Der Einsatz von KI kann demnach dabei helfen, das Umfeld sicherer zu machen, und damit mehr Menschen aufs Fahrrad zu bringen. Jedenfalls in der Theorie. Denn bislang wird KI von den Verwaltungen nicht zur Verkehrsplanung genutzt. Aber das Interesse sei da, so Steffen Heinrich von Peregrine. „Momentan führen wir Gespräche für verschiedene Projekte in großen und kleineren Städten.” Die KI kann den Kommunen künftig eine Datengrundlage liefern, die eine faktenbasierte Entscheidung erleichtert. Er betont: „Die Entscheidung für den Umbau von Kreuzungen oder den Bau von Radwegen trifft immer der Planer, unsere KI trifft keine Entscheidungen, das kann sie gar nicht, sie erleichtert den Experten aber die Entscheidungsfindung.“

KI hilft Risiken zu erkennen und Umbau zu planen

Welche Vorteile der Einsatz von KI in der Verkehrsplanung haben kann, lässt sich am Beispiel von Berlin zeigen.
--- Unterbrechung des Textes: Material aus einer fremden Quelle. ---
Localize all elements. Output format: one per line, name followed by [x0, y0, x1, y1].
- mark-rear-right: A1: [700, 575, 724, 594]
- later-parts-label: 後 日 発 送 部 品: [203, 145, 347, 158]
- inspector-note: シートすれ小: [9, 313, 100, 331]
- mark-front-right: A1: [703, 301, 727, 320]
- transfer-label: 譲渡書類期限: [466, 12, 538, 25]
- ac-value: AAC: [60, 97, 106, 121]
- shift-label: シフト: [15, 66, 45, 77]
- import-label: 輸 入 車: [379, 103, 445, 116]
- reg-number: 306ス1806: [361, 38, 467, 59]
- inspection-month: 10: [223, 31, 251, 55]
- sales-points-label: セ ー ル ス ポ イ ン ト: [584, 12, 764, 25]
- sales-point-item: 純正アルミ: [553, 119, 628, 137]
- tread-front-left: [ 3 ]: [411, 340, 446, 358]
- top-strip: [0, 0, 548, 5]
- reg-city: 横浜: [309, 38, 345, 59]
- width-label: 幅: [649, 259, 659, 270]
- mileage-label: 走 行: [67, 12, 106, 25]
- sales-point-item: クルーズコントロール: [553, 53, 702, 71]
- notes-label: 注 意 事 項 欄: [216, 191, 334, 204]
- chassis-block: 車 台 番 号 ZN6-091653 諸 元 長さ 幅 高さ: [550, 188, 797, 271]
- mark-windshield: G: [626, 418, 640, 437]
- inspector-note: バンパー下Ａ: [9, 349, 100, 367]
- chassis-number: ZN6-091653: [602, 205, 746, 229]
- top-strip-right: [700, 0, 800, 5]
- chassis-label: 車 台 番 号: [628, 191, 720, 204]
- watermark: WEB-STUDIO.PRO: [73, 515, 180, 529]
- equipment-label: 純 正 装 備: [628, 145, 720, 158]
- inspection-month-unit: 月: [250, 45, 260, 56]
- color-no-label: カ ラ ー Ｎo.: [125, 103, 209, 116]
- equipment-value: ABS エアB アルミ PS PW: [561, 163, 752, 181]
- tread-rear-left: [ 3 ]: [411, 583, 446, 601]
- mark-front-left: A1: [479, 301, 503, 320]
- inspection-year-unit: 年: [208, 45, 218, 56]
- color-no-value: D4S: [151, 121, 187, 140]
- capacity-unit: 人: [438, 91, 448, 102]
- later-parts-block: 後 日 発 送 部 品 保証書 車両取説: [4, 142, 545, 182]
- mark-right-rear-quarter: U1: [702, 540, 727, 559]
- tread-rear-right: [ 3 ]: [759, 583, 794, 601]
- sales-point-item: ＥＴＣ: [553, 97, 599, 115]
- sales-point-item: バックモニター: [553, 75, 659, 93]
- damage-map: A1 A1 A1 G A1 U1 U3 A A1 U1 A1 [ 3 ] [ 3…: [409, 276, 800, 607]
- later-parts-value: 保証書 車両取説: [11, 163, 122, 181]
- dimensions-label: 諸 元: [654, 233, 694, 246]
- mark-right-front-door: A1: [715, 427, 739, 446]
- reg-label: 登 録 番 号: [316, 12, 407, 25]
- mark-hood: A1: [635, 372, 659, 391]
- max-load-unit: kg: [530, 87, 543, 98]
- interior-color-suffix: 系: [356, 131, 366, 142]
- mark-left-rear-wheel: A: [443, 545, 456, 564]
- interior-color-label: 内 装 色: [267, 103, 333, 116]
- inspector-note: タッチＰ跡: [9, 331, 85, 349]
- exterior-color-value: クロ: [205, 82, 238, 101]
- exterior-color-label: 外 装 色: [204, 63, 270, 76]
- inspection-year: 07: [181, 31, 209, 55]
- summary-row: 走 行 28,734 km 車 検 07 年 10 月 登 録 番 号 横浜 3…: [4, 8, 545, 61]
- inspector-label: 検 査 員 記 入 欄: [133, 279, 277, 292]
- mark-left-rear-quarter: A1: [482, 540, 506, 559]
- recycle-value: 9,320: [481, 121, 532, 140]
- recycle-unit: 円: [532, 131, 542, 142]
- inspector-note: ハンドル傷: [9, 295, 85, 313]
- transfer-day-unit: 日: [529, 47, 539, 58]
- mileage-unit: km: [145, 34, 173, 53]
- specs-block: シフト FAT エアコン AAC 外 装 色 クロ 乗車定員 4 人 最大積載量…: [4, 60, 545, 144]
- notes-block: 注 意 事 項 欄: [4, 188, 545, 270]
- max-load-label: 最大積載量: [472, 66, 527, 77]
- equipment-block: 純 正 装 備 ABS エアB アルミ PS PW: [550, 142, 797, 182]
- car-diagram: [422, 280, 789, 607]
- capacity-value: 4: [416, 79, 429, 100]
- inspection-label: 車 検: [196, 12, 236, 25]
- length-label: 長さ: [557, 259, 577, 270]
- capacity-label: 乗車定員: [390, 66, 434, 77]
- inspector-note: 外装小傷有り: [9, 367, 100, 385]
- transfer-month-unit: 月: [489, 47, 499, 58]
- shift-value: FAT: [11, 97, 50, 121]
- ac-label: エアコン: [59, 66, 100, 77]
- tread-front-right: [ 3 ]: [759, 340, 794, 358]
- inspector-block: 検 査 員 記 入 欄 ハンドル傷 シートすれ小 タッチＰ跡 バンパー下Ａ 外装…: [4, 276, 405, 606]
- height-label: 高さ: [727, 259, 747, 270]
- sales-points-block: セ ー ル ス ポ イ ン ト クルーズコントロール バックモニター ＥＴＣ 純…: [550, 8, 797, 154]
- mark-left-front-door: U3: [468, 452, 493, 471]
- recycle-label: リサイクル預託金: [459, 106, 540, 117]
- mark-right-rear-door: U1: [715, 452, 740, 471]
Im Rahmen des Mobilitätsgesetzes sollen dort jedes Jahr 30 Kreuzungen so umgebaut werden, dass Radfahren in der Hauptstadt sicherer und komfortabler wird. „Das Verkehrsgeschehen ist an Kreuzungen sehr komplex, weil hier alle Verkehrsteilnehmer aufeinandertreffen, vom Schwerlastverkehr bis zum Fußgänger. Das Risiko für zu Fuß Gehende und Radfahrende ist deshalb besonders hoch“, betont Steffen Heinrich. Beabsichtigt man, die Kreuzungen mit dem höchsten Gefahrenpotenzial zuerst umzubauen, braucht es ensprechende Daten. Die könnten fest installierte Kameras an Kreuzungen liefern. Vielerorts gibt es sie bereits. Sie werden bislang aber nicht automatisiert ausgewertet. Hier kommt die KI von Peregrine ins Spiel. Sie kann die Daten liefern, die die Städte brauchen.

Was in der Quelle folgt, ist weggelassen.